Here’s my howto (there are other methods to do this):

  1. Unpack the executable (UPX –d malware.exe)
  2. Open the unpacked executable with a binary editor, and search for the magic number A3484BBE986C4AA9994C530A86D6487D
  3. This magic number will be followed by string AU3!EA05 (if you find AU3!EA06, you’re dealing with the new version that can’t be decompiled with the Exe2Aut decompiler). The MD5 hash of the passphrase is stored in the 16 bytes following this AU3!EA05 string (in fact, an AutoIt script compiled to an executable is just the AutoIt interpreter PE file with the compiled script appended at the end)
  4. Once you’ve recovered the MD5 hash, you have 2 options
  5. Try to reverse the MD5 hashing (brute-force, dictionary, rainbow tables, …) to obtain the original passphrase and use this with the decompiler
  6. If this fails, or you don’t like this option, try the following trick
  7. Start the Exe2Aut decompiler (I’m using version on Windows XP SP2) with a debugger like OllyDbg
  8. Set a breakpoint at 0x00402064
  9. Start debugging, and decompile your file. After clicking the Convert button, the debugger will pause at the breakpoint
  10. At the address pointed to by EBX+ESI (0x0012F520 in my test), you’ll find the 16 bytes of the MD5 hash of the passphrase you entered (it will be equal to the well-known MD5 hash d41d8cd98f00b204e9800998ecf8427e if you’ve left the passphrase empty)
  11. Replace this hash with the MD5 hash you recovered from the malware
  12. Continue debugging
  13. Voilà, the Aut2Exe decompiler produced the source code of the malware

This debugger method also works if the checkbox “Allow decompilation” was unchecked when the AutoIt script was compiled. The reason is that when this flag is unchecked, the compiler will generate a long random passphrase and use this to compile the script.

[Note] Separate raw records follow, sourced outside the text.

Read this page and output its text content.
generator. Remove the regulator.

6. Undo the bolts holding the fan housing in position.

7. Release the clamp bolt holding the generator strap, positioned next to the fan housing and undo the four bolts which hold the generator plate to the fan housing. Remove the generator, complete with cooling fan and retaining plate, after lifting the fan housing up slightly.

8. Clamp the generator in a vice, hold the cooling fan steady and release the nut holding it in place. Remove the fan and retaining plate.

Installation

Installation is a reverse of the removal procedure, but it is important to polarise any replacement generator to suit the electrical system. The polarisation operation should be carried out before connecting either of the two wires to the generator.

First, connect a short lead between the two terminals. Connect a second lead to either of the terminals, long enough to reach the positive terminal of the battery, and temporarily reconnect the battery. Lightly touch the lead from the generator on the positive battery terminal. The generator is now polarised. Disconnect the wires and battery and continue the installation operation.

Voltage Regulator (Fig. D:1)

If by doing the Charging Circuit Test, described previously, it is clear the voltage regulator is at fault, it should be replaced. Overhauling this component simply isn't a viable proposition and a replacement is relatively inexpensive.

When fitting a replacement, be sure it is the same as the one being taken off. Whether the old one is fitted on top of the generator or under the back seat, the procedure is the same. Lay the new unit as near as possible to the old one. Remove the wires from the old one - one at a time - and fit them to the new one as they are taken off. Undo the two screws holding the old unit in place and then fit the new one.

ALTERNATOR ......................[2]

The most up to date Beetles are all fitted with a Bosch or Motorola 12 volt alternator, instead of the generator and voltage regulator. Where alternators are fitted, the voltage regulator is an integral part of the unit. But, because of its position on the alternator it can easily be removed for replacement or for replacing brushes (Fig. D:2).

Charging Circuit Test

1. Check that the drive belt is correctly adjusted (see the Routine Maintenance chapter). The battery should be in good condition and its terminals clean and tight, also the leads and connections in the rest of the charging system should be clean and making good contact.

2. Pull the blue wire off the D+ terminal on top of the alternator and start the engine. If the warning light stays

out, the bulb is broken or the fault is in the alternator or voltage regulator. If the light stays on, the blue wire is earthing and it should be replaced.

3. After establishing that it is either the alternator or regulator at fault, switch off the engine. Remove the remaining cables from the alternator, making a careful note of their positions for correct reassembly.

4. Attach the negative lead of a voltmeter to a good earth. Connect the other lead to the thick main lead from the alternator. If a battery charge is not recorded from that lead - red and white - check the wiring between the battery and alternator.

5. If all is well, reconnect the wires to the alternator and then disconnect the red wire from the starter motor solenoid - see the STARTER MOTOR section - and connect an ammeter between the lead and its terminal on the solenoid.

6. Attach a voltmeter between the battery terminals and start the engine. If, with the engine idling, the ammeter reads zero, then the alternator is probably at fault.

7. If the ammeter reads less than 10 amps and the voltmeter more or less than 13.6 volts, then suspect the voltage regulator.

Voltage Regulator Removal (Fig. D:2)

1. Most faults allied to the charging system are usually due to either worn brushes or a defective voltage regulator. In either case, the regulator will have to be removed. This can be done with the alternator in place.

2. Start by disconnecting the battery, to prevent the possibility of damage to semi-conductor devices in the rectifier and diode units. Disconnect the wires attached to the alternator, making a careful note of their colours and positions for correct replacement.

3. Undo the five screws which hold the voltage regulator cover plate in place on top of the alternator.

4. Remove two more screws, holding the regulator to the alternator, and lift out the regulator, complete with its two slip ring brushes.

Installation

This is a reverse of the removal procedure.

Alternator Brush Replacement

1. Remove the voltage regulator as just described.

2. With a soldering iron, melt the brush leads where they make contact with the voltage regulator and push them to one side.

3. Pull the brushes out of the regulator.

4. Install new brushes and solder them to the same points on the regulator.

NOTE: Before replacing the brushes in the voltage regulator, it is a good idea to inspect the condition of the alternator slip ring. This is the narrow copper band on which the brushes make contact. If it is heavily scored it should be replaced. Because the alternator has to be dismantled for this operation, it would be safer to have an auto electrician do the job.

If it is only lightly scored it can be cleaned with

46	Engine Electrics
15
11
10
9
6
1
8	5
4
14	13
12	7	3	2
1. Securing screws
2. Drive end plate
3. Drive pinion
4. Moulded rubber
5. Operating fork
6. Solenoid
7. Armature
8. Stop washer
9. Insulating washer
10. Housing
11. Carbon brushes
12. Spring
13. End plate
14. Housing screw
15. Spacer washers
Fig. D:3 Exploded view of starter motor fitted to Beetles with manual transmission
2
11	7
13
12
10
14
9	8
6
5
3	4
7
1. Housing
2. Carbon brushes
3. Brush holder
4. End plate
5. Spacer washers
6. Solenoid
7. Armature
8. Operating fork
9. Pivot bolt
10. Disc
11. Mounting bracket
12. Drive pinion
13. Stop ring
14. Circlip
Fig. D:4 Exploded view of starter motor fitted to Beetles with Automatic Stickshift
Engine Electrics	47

Since I’ve worked out this method, a new AutoIt version was released with a new fileformat (AU3!EA06). This new obfuscation scheme doesn’t use passphrases (and hence no MD5 hash) and Jonathan Bennett doesn’t release a decompiler for this format. Of course, someday, someone will spend the time needed to reverse this scheme. And Jonathan is aware of this, he warns developers for this on the AutoIt forums.

Browsing these forums, I learned that AutoIt is also used heavily for gamebot development and that developers are urged to move to the new version to avoid decompilation. There is an interesting ecology of reversing and anti-reversing tricks, like this one. When malware developers start picking up these tricks, we will have a harder time reversing AutoIt malware.